DEnosumab for the treatment of Fibrous Dysplasia/McCune- Albright Syndrome in adults (DeFiD): a randomized double-blind placebo-controlled trial - Nederlandse Vereniging voor Endocrinologie

Fibrous dysplasia is a rare bone disease due to a postzygotic mutation of the GNAS gene which leads to development of fibrous skeletal lesions. Fibrous dysplasia(FD) lesions may involve one bone (monostotic fibrous dysplasia-MFD) or multiple bones (polyostotic fibrous dysplasia-PFD). Association of fibrous dysplasia with endocrinopathies is called McCune-Albright syndrome(MAS). Patients with FD may have an impaired quality of life due to pain, deformities, impaired mobility and fractures.

There is no cure for FD/MAS and while several treatments attempt to alleviate pain and improve mobility, current systemic therapies failed to demonstrate sustained effects on pain or on disease progression measured by functional parameters or imaging aspects. Denosumab, acting as a RANKL-inhibitor may be a potential treatment, with promising results in mouse models and in observational studies with off label use in patients.

In order to further analyze the effects of Denosumab, a randomized,double-blind,controlled trial comparing Denosumab treatment with placebo in symptomatic adult patients with FD/MAS has recently started. Study objectives are to investigate whether 3 monthly Denosumab will improve the clinical(pain, mobility, quality of life scores),radiological and biochemical manifestations of FD bone lesions, with maximal pain score difference after 6 months as a main endpoint.

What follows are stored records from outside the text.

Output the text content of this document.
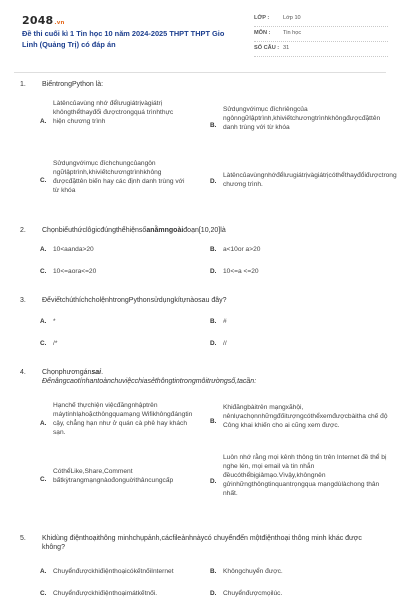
2048.vn
Đề thi cuối kì 1 Tin học 10 năm 2024-2025 THPT THPT Gio Linh (Quảng Trị) có đáp án
LỚP :	Lớp 10
MÔN :	Tin học
SỐ CÂU : 31
1. BiếntrongPython là:
A.
Làtêncủavùng nhớ đểlưugiátrịvàgiátrị khôngthểthayđổi đượctrongquá trìnhthực hiện chương trình
B.
Sửdụngvớimục đíchriêngcủa ngônngữlậptrình,khiviếtchươngtrìnhkhôngđượcđặttên danh trùng với từ khóa
C.
Sửdụngvớimục đíchchungcủangôn ngữlậptrình,khiviếtchươngtrìnhkhông đượcđặttên biến hay các định danh trùng với từ khóa
D.
Làtêncủavùngnhớđểlưugiátrịvàgiátrịcóthểthayđổiđượctrong chương trình.
2. Chọnbiểuthứclôgicđúngthểhiệnsốanằmngoàiđoạn[10,20]là
A. 10<aanda>20	B. a<10or a>20
C. 10<=aora<=20	D. 10<=a <=20
3. ĐểviếtchúthíchcholệnhtrongPythonsửdụngkítựnàosau đây?
A. *	B. #
C. /*	D. //
4. Chọnphươngánsai.
Đểnângcaotínhantoànchuviệcchiasẻthôngtintrongmôitrườngsố,tacần:
A.
Hạnchế thựchiện việcđăngnhậptrên máytínhlạhoặcthôngquamạng Wifikhôngđángtin cậy, chẳng hạn như ở quán cà phê hay khách sạn.
B.
Khiđăngbàitrên mạngxãhội, nênlựachọnnhữngđốitượngcóthểxemđượcbàitha chế độ Công khai khiến cho ai cũng xem được.
C.
CóthểLike,Share,Comment bấtkỳtrangmạngnàođonguờithâncungcấp	D.
Luôn nhớ rằng mọi kênh thông tin trên Internet đề thể bị nghe lén, mọi email và tin nhắn đềucóthểbịgiảmạo.Vìvậy,khôngnên gửinhữngthôngtinquantrọngqua mạngdùlàchong thân nhất.
5. Khidùng điệnthoạithông minhchụpảnh,cácfileảnhnàycó chuyểnđến mộtđiệnthoại thông minh khác được không?
A. ChuyểnđượckhiđiệnthoạicókếtnốiInternet	B. Khôngchuyển được.
C. Chuyểnđượckhiđiệnthoạimátkếtnối.	D. Chuyểnđượcmọilúc.
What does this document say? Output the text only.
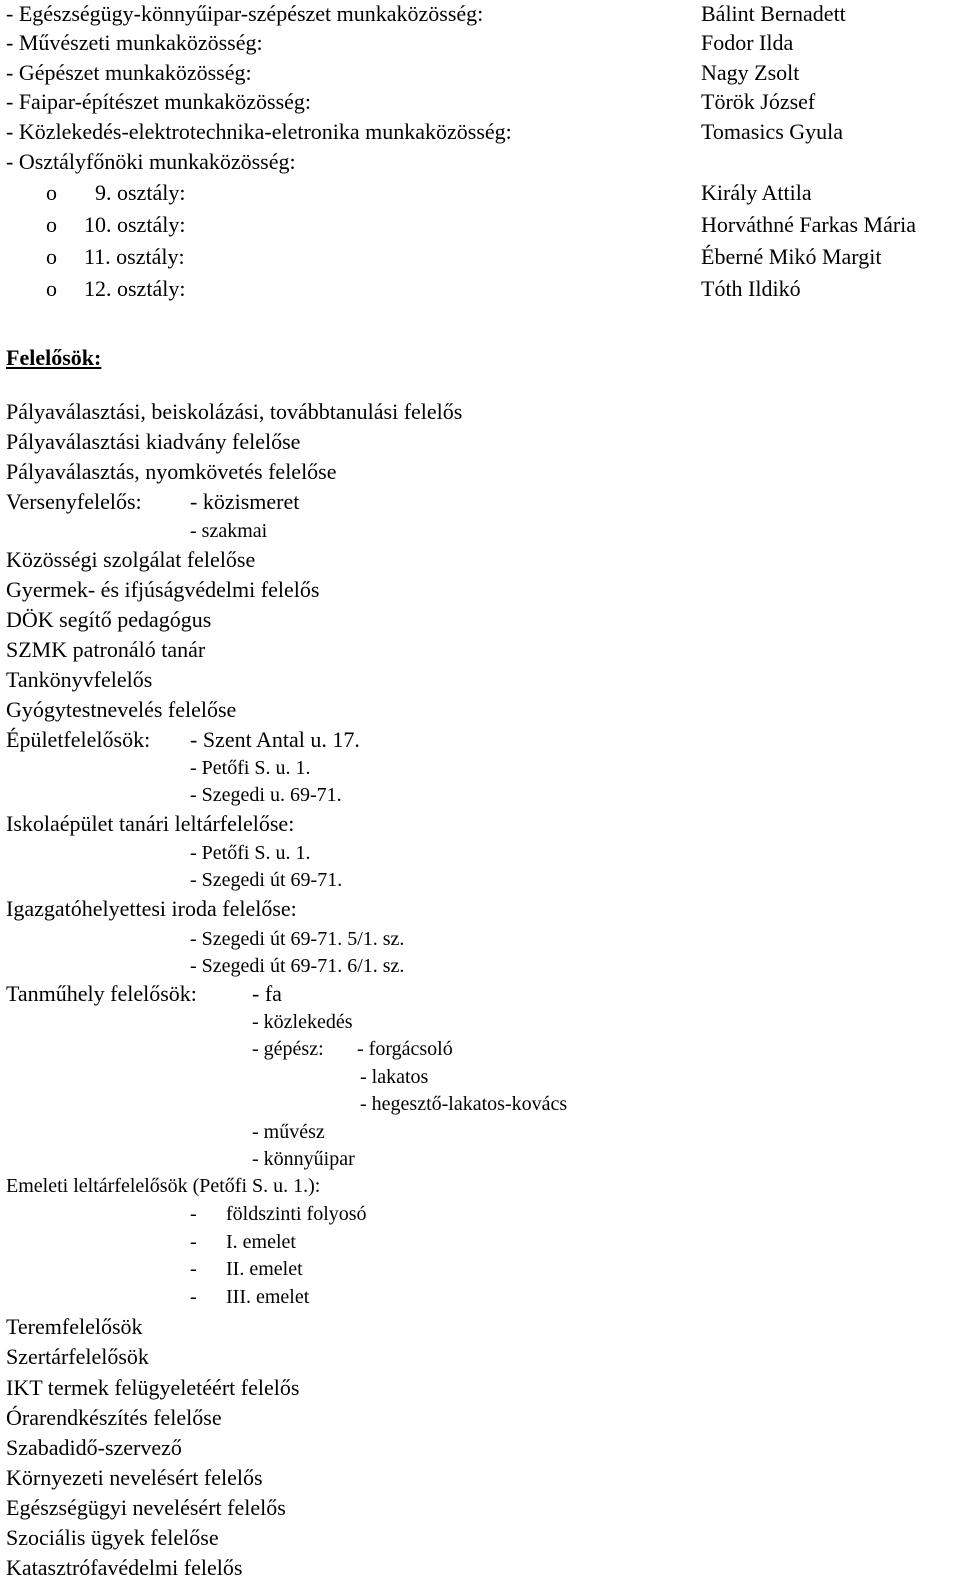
- Egészségügy-könnyűipar-szépészet munkaközösség:	Bálint Bernadett
- Művészeti munkaközösség:	Fodor Ilda
- Gépészet munkaközösség:	Nagy Zsolt
- Faipar-építészet munkaközösség:	Török József
- Közlekedés-elektrotechnika-eletronika munkaközösség:	Tomasics Gyula
- Osztályfőnöki munkaközösség:
o 9. osztály:	Király Attila
o 10. osztály:	Horváthné Farkas Mária
o 11. osztály:	Éberné Mikó Margit
o 12. osztály:	Tóth Ildikó
Felelősök:
Pályaválasztási, beiskolázási, továbbtanulási felelős
Pályaválasztási kiadvány felelőse
Pályaválasztás, nyomkövetés felelőse
Versenyfelelős: - közismeret
- szakmai
Közösségi szolgálat felelőse
Gyermek- és ifjúságvédelmi felelős
DÖK segítő pedagógus
SZMK patronáló tanár
Tankönyvfelelős
Gyógytestnevelés felelőse
Épületfelelősök: - Szent Antal u. 17.
- Petőfi S. u. 1.
- Szegedi u. 69-71.
Iskolaépület tanári leltárfelelőse:
- Petőfi S. u. 1.
- Szegedi út 69-71.
Igazgatóhelyettesi iroda felelőse:
- Szegedi út 69-71. 5/1. sz.
- Szegedi út 69-71. 6/1. sz.
Tanműhely felelősök:	- fa
- közlekedés
- gépész: - forgácsoló
- lakatos
- hegesztő-lakatos-kovács
- művész
- könnyűipar
Emeleti leltárfelelősök (Petőfi S. u. 1.):
- földszinti folyosó
- I. emelet
- II. emelet
- III. emelet
Teremfelelősök
Szertárfelelősök
IKT termek felügyeletéért felelős
Órarendkészítés felelőse
Szabadidő-szervező
Környezeti nevelésért felelős
Egészségügyi nevelésért felelős
Szociális ügyek felelőse
Katasztrófavédelmi felelős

Eligible patients(pain score≥4) will be randomized to treatment with either a subcutaneous Denosumab 120 mg injection or placebo at baseline and at 3 months in a double-blinded setting. At 6 months,after 2 injections,patients with pain score<4 will exit the study and proceed in usual care, while patients with pain score≥4 or lesional growth will be offered Denosumab120 mg at 6 and 9 months in an open-label design.

This study is expected to confirm and extend earlier findings of successful response to Denosumab and will address patient-specific outcomes such as pain and mobility, combined with quantification of disease activity and lesion size evolution measured by laboratory assesment and imaging.